The number of self-employed workers in Cuba decreased throughout 2015, as confirmed by the official press on Monday. In the middle of last year there were 504,600 people working for themselves, while at the end of December the number was 496,400.
Of those working in the private sector, 65% are in the provinces of Havana, Matanzas, Villa Clara, Camaguey, Holguin and Santiago de Cuba, as detailed in a report by the Ministry of Labor and Social Security.
Among the activities with the greatest weight in the private sector are preaparing and selling food, with 56,270 licenses granted; the transport of freight and passengers with 50,482 self-employed workers; and the leasing of houses, rooms and spaces with a total of 28,634 self-employed people.

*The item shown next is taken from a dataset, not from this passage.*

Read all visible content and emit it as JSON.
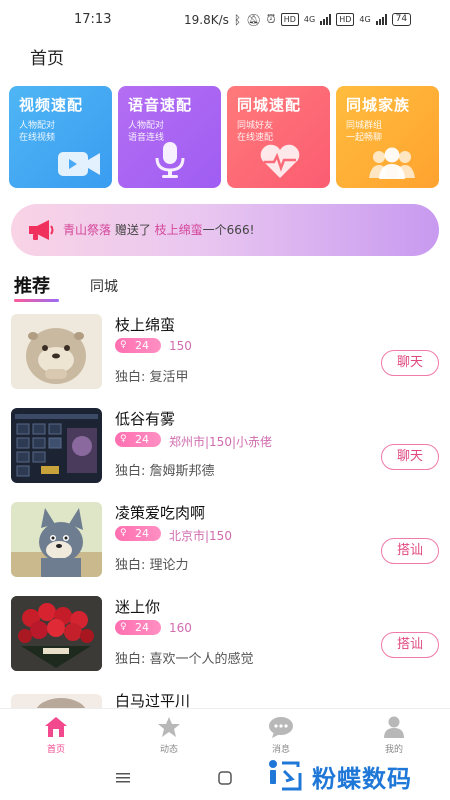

These occupations are followed by telecommunication agents, which total 24,195 across the island, while contract workers total 114,000, 22% of self-employed Cubans.
In its report, the ministry states that of the total number of people authorized to be self-employed, at least 17% are paid by the state sector. Youth and women account for 30% of all self-employed in the country and retirees represent 12%.
At present, there are just over 200 activities approved for this type of non-state labor. The high taxes, the absence of a wholesale market, the excessive controls and the inability to import commercial goods, hinder the performance of the sector.
The decrease in the number of self-employed could be interpreted as hitting the “natural limit” in self-employment since the flexibilities initiated in 2010. However, specialists at the Ministry of Labor and Social Security expect the number to grow “gradually,” and that added to this form of management will be “a set of dining establishments and services to the population” that will remain under state ownership.